Whatever its stated goals, the N.S.A. seems to be operating the greatest fishing expedition in the history of the world.
The American Civil Liberties Union, in a lawsuit seeking a halt to the spying, warned that scholars, lawyers, journalists and others who communicate with people outside the U.S. are already experiencing a chilling effect. People who are doing nothing wrong, but who feel they may become targets of the program, for whatever reasons, are curtailing their conversations and censoring their correspondence, according to the suit.
Laurence Tribe, a professor of constitutional law at Harvard, noted that people who are aware of the surveillance program and who believe that their political views may be seen as hostile by the government, may also become less candid in their telephone conversations and e-mail. Others could unwittingly become the victim of contacts by individuals that the government may be interested in.
He gave an example:
"I recently got a series of e-mails from someone, quite without invitation, that got rather scary in the sense that they started saying positive things about Osama bin Laden. I asked the person in reply to stop e-mailing me, and I got an e-mail today saying, 'Your request is permanently granted.' But in the meantime, granted or not granted, that could easily put me on some kind of targeting list."

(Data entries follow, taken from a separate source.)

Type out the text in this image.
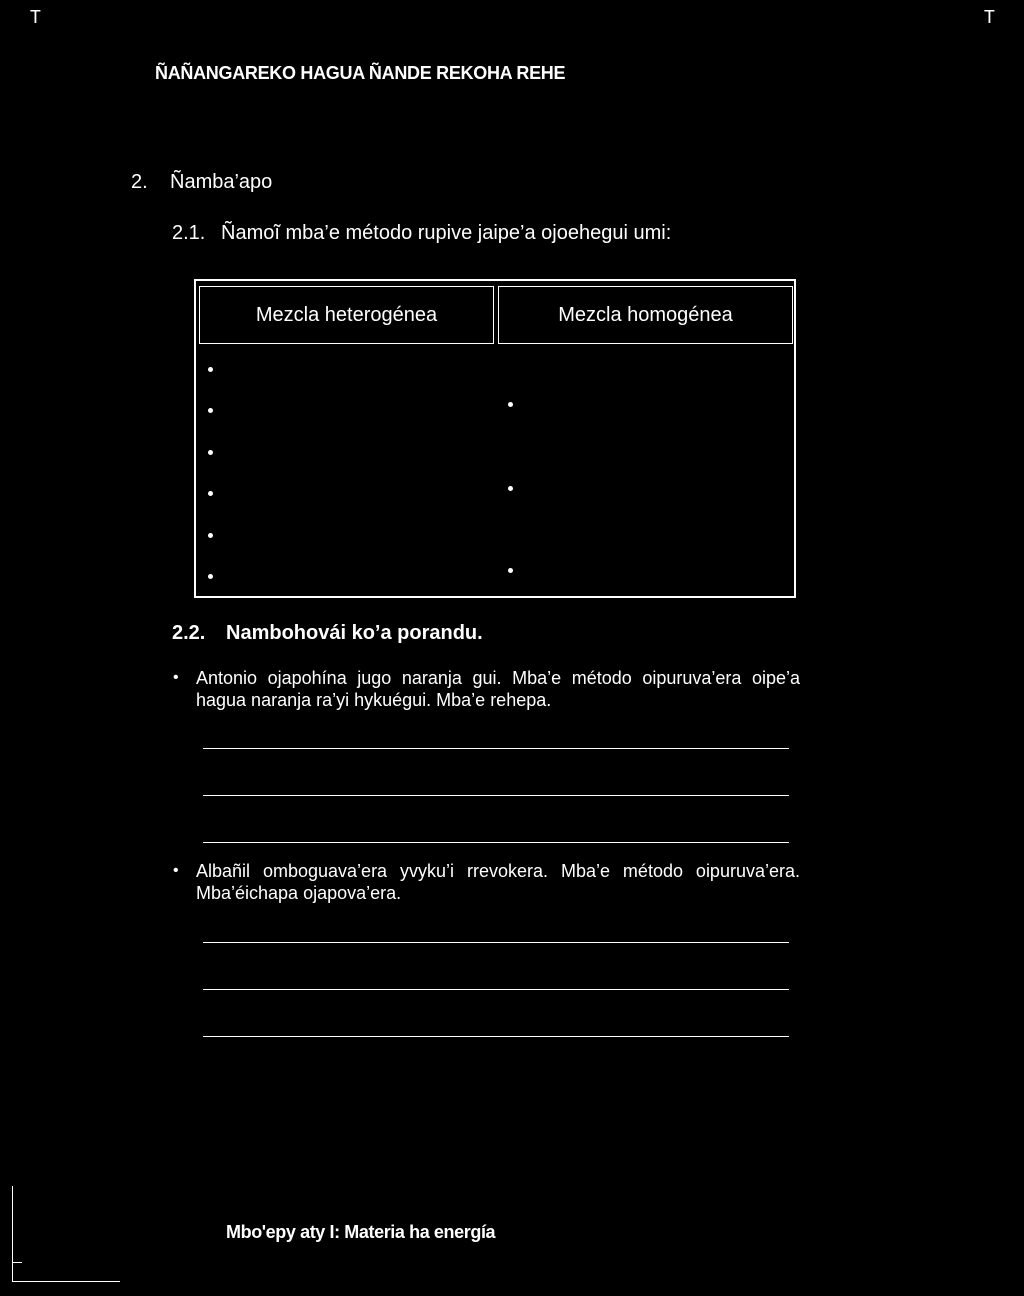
T	T
ÑAÑANGAREKO HAGUA ÑANDE REKOHA REHE
2. Ñamba’apo
2.1. Ñamoĩ mba’e método rupive jaipe’a ojoehegui umi:
Mezcla heterogénea	Mezcla homogénea
2.2. Nambohovái ko’a porandu.
• Antonio ojapohína jugo naranja gui. Mba’e método oipuruva’era oipe’a hagua naranja ra’yi hykuégui. Mba’e rehepa.
• Albañil omboguava’era yvyku’i rrevokera. Mba’e método oipuruva’era. Mba’éichapa ojapova’era.
Mbo'epy aty I: Materia ha energía
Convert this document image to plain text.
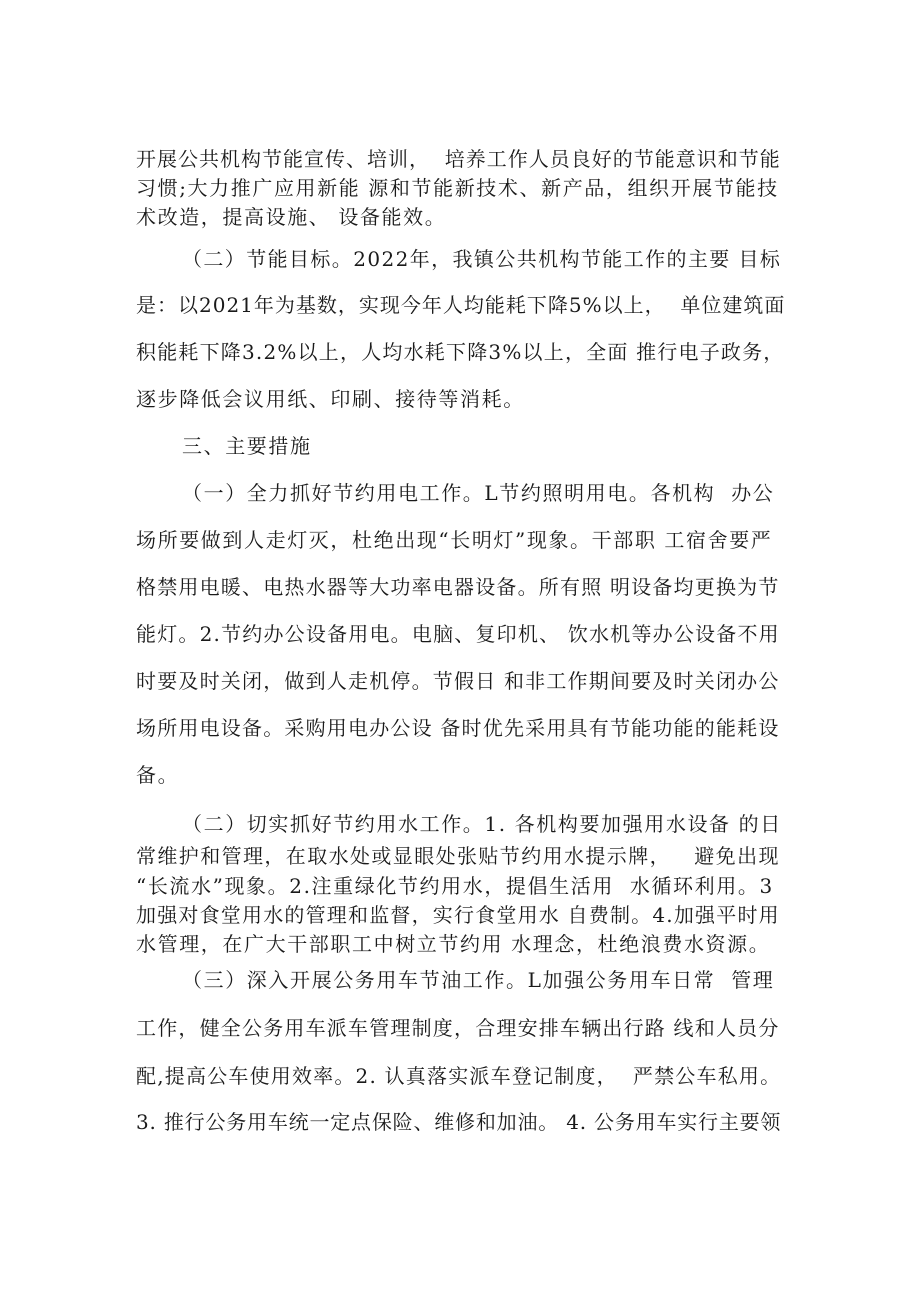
开展公共机构节能宣传、培训，  培养工作人员良好的节能意识和节能

习惯;大力推广应用新能 源和节能新技术、新产品，组织开展节能技

术改造，提高设施、 设备能效。

（二）节能目标。2022年，我镇公共机构节能工作的主要 目标

是：以2021年为基数，实现今年人均能耗下降5%以上，  单位建筑面

积能耗下降3.2%以上，人均水耗下降3%以上，全面 推行电子政务，

逐步降低会议用纸、印刷、接待等消耗。

三、主要措施

（一）全力抓好节约用电工作。L节约照明用电。各机构  办公

场所要做到人走灯灭，杜绝出现“长明灯”现象。干部职 工宿舍要严

格禁用电暖、电热水器等大功率电器设备。所有照 明设备均更换为节

能灯。2.节约办公设备用电。电脑、复印机、 饮水机等办公设备不用

时要及时关闭，做到人走机停。节假日 和非工作期间要及时关闭办公

场所用电设备。采购用电办公设 备时优先采用具有节能功能的能耗设

备。

（二）切实抓好节约用水工作。1. 各机构要加强用水设备 的日

常维护和管理，在取水处或显眼处张贴节约用水提示牌，   避免出现

“长流水”现象。2.注重绿化节约用水，提倡生活用  水循环利用。3

加强对食堂用水的管理和监督，实行食堂用水 自费制。4.加强平时用

水管理，在广大干部职工中树立节约用 水理念，杜绝浪费水资源。

（三）深入开展公务用车节油工作。L加强公务用车日常  管理

工作，健全公务用车派车管理制度，合理安排车辆出行路 线和人员分

配,提高公车使用效率。2. 认真落实派车登记制度，  严禁公车私用。

3. 推行公务用车统一定点保险、维修和加油。 4. 公务用车实行主要领
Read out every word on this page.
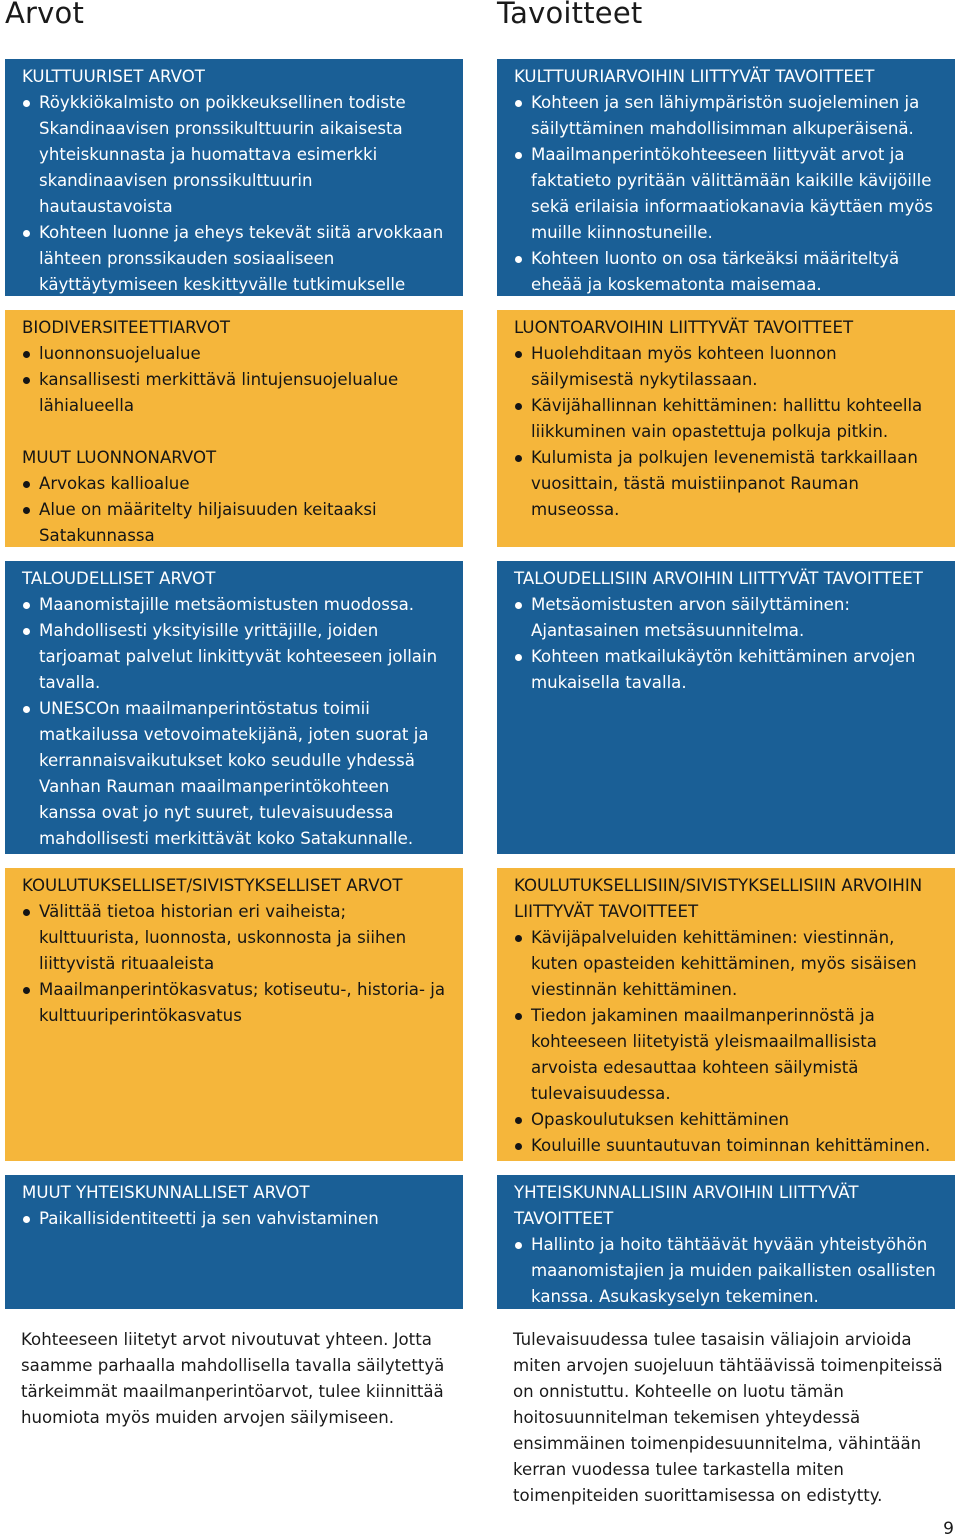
Arvot	Tavoitteet
KULTTUURISET ARVOT
Röykkiökalmisto on poikkeuksellinen todiste Skandinaavisen pronssikulttuurin aikaisesta yhteiskunnasta ja huomattava esimerkki skandinaavisen pronssikulttuurin hautaustavoista
Kohteen luonne ja eheys tekevät siitä arvokkaan lähteen pronssikauden sosiaaliseen käyttäytymiseen keskittyvälle tutkimukselle
BIODIVERSITEETTIARVOT
luonnonsuojelualue
kansallisesti merkittävä lintujensuojelualue lähialueella
MUUT LUONNONARVOT
Arvokas kallioalue
Alue on määritelty hiljaisuuden keitaaksi Satakunnassa
TALOUDELLISET ARVOT
Maanomistajille metsäomistusten muodossa.
Mahdollisesti yksityisille yrittäjille, joiden tarjoamat palvelut linkittyvät kohteeseen jollain tavalla.
UNESCOn maailmanperintöstatus toimii matkailussa vetovoimatekijänä, joten suorat ja kerrannaisvaikutukset koko seudulle yhdessä Vanhan Rauman maailmanperintökohteen kanssa ovat jo nyt suuret, tulevaisuudessa mahdollisesti merkittävät koko Satakunnalle.
KOULUTUKSELLISET/SIVISTYKSELLISET ARVOT
Välittää tietoa historian eri vaiheista; kulttuurista, luonnosta, uskonnosta ja siihen liittyvistä rituaaleista
Maailmanperintökasvatus; kotiseutu-, historia- ja kulttuuriperintökasvatus
MUUT YHTEISKUNNALLISET ARVOT
Paikallisidentiteetti ja sen vahvistaminen
KULTTUURIARVOIHIN LIITTYVÄT TAVOITTEET
Kohteen ja sen lähiympäristön suojeleminen ja säilyttäminen mahdollisimman alkuperäisenä.
Maailmanperintökohteeseen liittyvät arvot ja faktatieto pyritään välittämään kaikille kävijöille sekä erilaisia informaatiokanavia käyttäen myös muille kiinnostuneille.
Kohteen luonto on osa tärkeäksi määriteltyä eheää ja koskematonta maisemaa.
LUONTOARVOIHIN LIITTYVÄT TAVOITTEET
Huolehditaan myös kohteen luonnon säilymisestä nykytilassaan.
Kävijähallinnan kehittäminen: hallittu kohteella liikkuminen vain opastettuja polkuja pitkin.
Kulumista ja polkujen levenemistä tarkkaillaan vuosittain, tästä muistiinpanot Rauman museossa.
TALOUDELLISIIN ARVOIHIN LIITTYVÄT TAVOITTEET
Metsäomistusten arvon säilyttäminen: Ajantasainen metsäsuunnitelma.
Kohteen matkailukäytön kehittäminen arvojen mukaisella tavalla.
KOULUTUKSELLISIIN/SIVISTYKSELLISIIN ARVOIHIN LIITTYVÄT TAVOITTEET
Kävijäpalveluiden kehittäminen: viestinnän, kuten opasteiden kehittäminen, myös sisäisen viestinnän kehittäminen.
Tiedon jakaminen maailmanperinnöstä ja kohteeseen liitetyistä yleismaailmallisista arvoista edesauttaa kohteen säilymistä tulevaisuudessa.
Opaskoulutuksen kehittäminen
Kouluille suuntautuvan toiminnan kehittäminen.
YHTEISKUNNALLISIIN ARVOIHIN LIITTYVÄT TAVOITTEET
Hallinto ja hoito tähtäävät hyvään yhteistyöhön maanomistajien ja muiden paikallisten osallisten kanssa. Asukaskyselyn tekeminen.

Kohteeseen liitetyt arvot nivoutuvat yhteen. Jotta saamme parhaalla mahdollisella tavalla säilytettyä tärkeimmät maailmanperintöarvot, tulee kiinnittää huomiota myös muiden arvojen säilymiseen.

Tulevaisuudessa tulee tasaisin väliajoin arvioida miten arvojen suojeluun tähtäävissä toimenpiteissä on onnistuttu. Kohteelle on luotu tämän hoitosuunnitelman tekemisen yhteydessä ensimmäinen toimenpidesuunnitelma, vähintään kerran vuodessa tulee tarkastella miten toimenpiteiden suorittamisessa on edistytty.

9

Speaking about the potential long-term effect of widespread domestic spying, Professor Tribe said:
"The more people grow accustomed to a listening environment in which the ear of Big Brother is assumed to be behind every wall, behind every e-mail, and invisibly present in every electronic communication, telephonic or otherwise - that is the kind of society, as people grow accustomed to it, in which you can end up being boiled to death without ever noticing that the water is getting hotter, degree by degree.
"The background assumptions of privacy will be gradually eroded to the point where we'll wake up one day, or our children will, and it will seem quaint that people at one time, long ago, thought that they could speak in candor."